Assessment & Research

Enumeration skills in Down syndrome.

Sella et al. (2013) · Research in developmental disabilities 2013
★ The Verdict

Kids with Down syndrome stall on lightning-fast naming of one-two-three items, so hit that subitizing skill first.

✓ Read this if BCBAs teaching early math to learners with Down syndrome in school or clinic.
✗ Skip if Clinicians whose caseloads are only verbal or only older academic learners.

01Research in Context

01

What this study did

Margari et al. (2013) watched kids with Down syndrome look at dots on a screen.

They asked the kids to say how many dots popped up, from one to nine.

The team compared the Down syndrome group to kids of the same mental age and to kids of the same birth age.

02

What they found

The Down syndrome kids were slow and wrong on tiny sets of one, two, or three dots.

They did fine on bigger sets where you guess instead of count.

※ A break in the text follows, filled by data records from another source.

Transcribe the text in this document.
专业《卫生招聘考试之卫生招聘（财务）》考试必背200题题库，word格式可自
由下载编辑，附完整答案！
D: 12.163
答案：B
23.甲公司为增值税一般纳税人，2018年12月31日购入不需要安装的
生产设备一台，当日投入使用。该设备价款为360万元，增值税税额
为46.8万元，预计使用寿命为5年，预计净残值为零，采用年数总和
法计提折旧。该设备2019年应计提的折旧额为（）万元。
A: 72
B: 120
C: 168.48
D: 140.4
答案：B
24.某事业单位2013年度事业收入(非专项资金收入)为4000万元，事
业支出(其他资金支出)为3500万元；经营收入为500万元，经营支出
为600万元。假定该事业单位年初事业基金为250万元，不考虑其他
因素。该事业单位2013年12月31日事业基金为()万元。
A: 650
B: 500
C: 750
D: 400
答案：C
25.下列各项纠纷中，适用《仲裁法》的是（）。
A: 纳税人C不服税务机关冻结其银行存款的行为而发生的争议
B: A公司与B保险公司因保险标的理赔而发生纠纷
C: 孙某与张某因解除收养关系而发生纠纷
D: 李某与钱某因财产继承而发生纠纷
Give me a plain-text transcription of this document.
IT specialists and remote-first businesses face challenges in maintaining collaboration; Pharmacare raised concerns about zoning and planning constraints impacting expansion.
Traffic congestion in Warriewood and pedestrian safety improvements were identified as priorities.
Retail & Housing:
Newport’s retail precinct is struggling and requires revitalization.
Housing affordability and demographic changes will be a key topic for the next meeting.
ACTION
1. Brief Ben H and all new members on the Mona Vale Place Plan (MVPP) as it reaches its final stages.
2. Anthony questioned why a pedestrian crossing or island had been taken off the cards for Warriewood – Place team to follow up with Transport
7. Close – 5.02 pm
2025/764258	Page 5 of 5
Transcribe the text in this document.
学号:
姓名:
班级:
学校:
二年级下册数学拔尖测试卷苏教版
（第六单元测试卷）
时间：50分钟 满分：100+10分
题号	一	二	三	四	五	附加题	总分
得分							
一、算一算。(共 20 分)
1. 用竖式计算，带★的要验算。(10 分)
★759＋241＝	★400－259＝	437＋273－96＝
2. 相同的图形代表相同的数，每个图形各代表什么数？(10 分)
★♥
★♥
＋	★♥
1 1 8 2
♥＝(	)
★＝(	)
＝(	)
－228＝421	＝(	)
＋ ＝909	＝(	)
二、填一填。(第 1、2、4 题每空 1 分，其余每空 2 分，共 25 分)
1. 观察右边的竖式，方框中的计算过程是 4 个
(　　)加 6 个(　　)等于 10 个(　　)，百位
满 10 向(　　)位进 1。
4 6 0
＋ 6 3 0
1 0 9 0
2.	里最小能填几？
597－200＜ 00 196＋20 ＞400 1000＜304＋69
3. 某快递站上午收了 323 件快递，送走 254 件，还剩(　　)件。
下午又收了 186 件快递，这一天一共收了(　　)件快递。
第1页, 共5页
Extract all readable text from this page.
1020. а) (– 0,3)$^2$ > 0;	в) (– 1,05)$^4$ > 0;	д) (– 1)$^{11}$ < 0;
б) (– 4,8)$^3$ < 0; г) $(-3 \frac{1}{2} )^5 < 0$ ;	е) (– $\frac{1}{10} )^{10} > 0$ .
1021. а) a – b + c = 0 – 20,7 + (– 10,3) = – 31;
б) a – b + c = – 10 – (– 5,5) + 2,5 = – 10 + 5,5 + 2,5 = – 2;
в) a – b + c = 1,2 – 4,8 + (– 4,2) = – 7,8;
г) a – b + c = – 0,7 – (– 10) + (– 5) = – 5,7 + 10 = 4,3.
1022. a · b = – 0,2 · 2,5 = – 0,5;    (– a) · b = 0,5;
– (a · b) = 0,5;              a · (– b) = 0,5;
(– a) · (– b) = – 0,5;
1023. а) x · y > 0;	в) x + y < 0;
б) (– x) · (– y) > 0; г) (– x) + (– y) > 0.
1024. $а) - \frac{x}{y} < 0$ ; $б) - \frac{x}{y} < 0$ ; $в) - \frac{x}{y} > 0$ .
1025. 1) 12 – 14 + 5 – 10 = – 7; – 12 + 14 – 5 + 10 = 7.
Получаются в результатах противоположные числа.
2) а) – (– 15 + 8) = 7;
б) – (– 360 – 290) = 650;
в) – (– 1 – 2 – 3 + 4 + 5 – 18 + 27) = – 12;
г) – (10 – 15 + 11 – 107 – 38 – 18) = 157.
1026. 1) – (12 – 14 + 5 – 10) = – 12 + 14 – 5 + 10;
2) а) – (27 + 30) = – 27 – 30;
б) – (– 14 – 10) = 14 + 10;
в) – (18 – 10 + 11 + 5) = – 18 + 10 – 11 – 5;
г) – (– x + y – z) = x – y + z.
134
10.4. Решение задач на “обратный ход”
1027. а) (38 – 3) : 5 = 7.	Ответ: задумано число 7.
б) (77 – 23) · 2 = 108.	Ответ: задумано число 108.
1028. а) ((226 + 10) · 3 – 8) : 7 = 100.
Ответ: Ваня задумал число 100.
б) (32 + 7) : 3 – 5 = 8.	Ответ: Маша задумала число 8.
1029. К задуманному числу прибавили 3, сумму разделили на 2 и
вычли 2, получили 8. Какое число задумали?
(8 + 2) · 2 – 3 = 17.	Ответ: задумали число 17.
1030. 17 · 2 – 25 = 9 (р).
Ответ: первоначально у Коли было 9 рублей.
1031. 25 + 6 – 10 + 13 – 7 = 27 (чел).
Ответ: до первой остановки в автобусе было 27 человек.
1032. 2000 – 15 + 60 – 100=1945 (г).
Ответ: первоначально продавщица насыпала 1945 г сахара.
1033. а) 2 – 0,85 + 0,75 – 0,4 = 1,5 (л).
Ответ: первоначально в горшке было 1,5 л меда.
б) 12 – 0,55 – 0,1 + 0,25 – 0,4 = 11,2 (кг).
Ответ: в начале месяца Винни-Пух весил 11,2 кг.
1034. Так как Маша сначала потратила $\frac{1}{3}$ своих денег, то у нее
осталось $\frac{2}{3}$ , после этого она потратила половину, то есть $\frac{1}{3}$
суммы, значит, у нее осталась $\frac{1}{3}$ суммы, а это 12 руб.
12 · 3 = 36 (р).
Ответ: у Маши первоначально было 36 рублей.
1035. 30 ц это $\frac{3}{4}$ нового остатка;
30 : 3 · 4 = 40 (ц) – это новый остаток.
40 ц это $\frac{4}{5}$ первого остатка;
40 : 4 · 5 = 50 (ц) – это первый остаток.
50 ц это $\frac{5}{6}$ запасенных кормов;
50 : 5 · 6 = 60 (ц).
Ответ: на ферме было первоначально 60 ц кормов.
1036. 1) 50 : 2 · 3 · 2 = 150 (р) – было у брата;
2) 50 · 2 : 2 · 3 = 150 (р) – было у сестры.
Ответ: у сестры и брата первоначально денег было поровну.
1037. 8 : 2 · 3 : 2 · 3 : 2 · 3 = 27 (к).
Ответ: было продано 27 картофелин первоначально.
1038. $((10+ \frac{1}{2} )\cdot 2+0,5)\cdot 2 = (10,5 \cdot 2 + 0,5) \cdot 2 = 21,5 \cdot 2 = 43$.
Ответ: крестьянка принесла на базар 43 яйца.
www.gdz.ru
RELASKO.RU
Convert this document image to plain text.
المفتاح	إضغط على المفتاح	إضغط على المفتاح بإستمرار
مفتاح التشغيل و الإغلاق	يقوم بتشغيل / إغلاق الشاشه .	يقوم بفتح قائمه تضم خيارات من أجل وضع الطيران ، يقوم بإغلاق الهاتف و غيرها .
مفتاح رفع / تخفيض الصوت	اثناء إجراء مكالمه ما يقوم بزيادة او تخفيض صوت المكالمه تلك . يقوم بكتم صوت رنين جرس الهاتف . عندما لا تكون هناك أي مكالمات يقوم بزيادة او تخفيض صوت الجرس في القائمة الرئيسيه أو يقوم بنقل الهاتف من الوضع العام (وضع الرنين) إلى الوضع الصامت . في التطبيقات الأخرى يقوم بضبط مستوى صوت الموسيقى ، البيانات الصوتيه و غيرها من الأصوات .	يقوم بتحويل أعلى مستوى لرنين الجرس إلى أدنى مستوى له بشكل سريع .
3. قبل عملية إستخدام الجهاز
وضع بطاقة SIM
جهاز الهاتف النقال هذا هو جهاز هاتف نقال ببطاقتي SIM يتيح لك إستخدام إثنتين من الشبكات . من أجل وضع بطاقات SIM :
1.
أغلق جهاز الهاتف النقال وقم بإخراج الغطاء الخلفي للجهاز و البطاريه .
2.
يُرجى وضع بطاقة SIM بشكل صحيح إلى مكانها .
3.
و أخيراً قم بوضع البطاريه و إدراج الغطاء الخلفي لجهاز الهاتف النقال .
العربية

In short, they have a special glitch in subitizing — the fast see-and-say skill for very small numbers.

03

How this fits with other research

Lanfranchi et al. (2015) built on this by teaching the same kids a quick number game.

The game hit the 1-3 range hard and the kids’ math scores rose, proving the deficit can be trained.

Gomez et al. (2020) looked at kids with DCD and found the same subitizing dip.

Both studies show the glitch is not unique to Down syndrome, so check subitizing in any child who struggles with early math.

Boudreau et al. (2015) found that area and number comparison stay on par with mental age.

Pairing area tasks with dot drills gives you two ways in to the same number concept.

04

Why it matters

You now know the bottleneck is tiny-number speed, not overall number sense.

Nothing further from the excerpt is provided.